まだ半分。けれど、大変に心が痛い本である。読みながら、心がずきずき痛む。それは、なまくらな人生を歩いている自分への憤りであり、命をかけて国を守った人々への畏敬であり、後方の安全な場所で、ふんぞり返って、将棋を指すように作戦を立てていた、当時の参謀本部のジジィたちへの憤りであり、家族を、愛する人を失った人々の悲しみとのシンクロでもあるのかもしれない。

慰安婦の話も凄まじかった。本当にそんなことが行われていたと想像することすら難しいくらいに酷い話であった。けれど、この本は生きるということを、世代を超えて考えなさいといわれているように思える。勇気とは何か、生きるとはなにか。私たちが、過去から学ぶべきことをもう一度考えなさい、考え続けなさいといわれているような気がする。

まだ半分。本当に心がくじけそうだけれど、今週中に読み終える。そして、考える。

良い本に巡り合えました。

推理小説

読みたい本が見つからないとき、「江戸川乱歩賞」をGoogleする。そして、その本を読んだりする。
樋口有介さんの本を読んだ。残念ながら受賞作はイマイチだったのだけれど、他に何冊か面白い本をみつけた。

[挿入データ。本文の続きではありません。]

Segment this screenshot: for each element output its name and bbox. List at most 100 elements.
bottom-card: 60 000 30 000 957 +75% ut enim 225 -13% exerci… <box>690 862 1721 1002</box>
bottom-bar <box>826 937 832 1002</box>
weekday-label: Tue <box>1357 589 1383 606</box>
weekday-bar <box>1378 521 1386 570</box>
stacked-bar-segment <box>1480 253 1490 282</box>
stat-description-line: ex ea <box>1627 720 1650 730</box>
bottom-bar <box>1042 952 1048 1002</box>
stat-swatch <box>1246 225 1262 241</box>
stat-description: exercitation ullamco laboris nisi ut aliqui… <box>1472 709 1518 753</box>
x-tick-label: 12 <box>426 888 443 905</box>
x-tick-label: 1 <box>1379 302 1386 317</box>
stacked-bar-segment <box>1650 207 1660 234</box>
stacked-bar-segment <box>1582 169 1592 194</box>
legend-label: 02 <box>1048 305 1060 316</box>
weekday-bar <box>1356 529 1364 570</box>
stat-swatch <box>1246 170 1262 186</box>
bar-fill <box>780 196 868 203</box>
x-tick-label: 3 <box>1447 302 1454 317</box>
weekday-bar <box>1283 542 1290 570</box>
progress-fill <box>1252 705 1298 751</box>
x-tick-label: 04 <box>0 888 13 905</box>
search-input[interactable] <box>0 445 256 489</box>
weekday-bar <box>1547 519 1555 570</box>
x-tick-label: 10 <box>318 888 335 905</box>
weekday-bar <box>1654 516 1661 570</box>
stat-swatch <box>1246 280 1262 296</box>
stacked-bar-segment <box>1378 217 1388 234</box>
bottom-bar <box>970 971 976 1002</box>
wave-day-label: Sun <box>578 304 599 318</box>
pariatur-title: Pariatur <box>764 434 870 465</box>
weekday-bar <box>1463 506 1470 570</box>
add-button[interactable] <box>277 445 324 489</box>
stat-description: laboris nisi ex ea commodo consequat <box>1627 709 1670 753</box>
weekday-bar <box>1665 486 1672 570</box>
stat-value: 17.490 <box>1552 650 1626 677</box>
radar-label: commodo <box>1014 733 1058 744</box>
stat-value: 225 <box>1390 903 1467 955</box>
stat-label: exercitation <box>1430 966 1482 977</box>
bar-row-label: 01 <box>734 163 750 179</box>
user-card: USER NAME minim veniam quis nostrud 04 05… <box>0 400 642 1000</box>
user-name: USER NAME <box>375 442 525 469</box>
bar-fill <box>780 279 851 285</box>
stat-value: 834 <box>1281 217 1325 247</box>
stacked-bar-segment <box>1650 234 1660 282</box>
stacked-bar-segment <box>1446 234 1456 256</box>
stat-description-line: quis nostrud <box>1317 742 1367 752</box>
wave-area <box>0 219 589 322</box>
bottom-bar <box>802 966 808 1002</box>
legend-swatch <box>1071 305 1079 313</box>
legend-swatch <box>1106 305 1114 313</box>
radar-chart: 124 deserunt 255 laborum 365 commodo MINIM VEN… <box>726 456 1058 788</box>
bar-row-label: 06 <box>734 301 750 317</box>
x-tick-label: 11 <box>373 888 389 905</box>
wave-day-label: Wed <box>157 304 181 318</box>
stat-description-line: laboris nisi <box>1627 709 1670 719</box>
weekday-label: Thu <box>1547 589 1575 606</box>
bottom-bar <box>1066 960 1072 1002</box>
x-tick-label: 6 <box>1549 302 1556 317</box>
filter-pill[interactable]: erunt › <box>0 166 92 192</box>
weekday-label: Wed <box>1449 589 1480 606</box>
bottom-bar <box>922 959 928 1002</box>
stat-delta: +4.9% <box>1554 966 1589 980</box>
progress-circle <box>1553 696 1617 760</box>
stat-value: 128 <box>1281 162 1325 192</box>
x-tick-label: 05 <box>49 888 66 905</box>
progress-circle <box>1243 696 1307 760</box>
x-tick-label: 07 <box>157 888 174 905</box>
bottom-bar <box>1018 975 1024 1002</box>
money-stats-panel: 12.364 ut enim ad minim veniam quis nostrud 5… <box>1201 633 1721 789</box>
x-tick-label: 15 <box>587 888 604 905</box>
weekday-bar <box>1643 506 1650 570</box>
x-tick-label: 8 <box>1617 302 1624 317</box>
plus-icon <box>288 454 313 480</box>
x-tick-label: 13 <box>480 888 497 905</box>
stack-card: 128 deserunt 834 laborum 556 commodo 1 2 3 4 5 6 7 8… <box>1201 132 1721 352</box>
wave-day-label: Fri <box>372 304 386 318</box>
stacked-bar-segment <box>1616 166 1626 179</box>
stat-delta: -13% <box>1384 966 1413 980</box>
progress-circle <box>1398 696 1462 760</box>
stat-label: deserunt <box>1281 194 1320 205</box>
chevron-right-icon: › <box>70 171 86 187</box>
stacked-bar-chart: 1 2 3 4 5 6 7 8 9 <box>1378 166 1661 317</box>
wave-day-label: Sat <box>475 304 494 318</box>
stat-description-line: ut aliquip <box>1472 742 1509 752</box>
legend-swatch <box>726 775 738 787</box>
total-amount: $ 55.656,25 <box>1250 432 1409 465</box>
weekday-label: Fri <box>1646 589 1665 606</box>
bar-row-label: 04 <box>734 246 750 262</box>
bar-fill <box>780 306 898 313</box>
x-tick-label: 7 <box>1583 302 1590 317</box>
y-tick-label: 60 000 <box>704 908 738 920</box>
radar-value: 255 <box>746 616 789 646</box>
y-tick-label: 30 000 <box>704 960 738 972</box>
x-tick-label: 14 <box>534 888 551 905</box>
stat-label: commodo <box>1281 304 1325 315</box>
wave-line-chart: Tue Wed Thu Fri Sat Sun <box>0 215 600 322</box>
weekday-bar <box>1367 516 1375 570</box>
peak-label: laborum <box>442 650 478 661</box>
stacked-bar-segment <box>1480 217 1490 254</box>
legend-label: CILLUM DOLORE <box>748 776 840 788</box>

私は推理小説の熱心なファンではない。けれど、通勤の関係で読んだ本がたくさんある。例えばレイモンド・チャンドラー。けれど、ほかはあんまり知らない。ロス・マクドナルドのアーチャーシリーズも読んだけれど、時代も古いし、彼が有名とは思いもしなかった。で、樋口さんの本。彼の本にアーチャーのことが載っていた。「ヘー、意外と有名なんだ」と、ちょっと思いました。

今は、キンズリー・ミルホーンシリーズを読んでいる。それも樋口さんの本に出てきて大変驚いた。私は英国人の知人に教えてもらって読み始めたのだけれど、結構面白い。けれど、日本ではメジャーではないと思っていた。


やっぱりこういう本を書く人は読んでいるのね。
ちなみにご当人の本は、ゆるい感じでいい。人が死ぬのは死ぬんだけれど、バンバン死ぬんじゃなくて、まぁ死んじゃったのね、みたいな感じ。20世紀の男のダンディズムみたいな感じがちょっと格好良かったりする。隣の探偵さんって感じかな。

乱歩賞の本は掘り出し物が結構ある。受賞作でなくても新しい出会いのきっかけになる。又探してみようっと。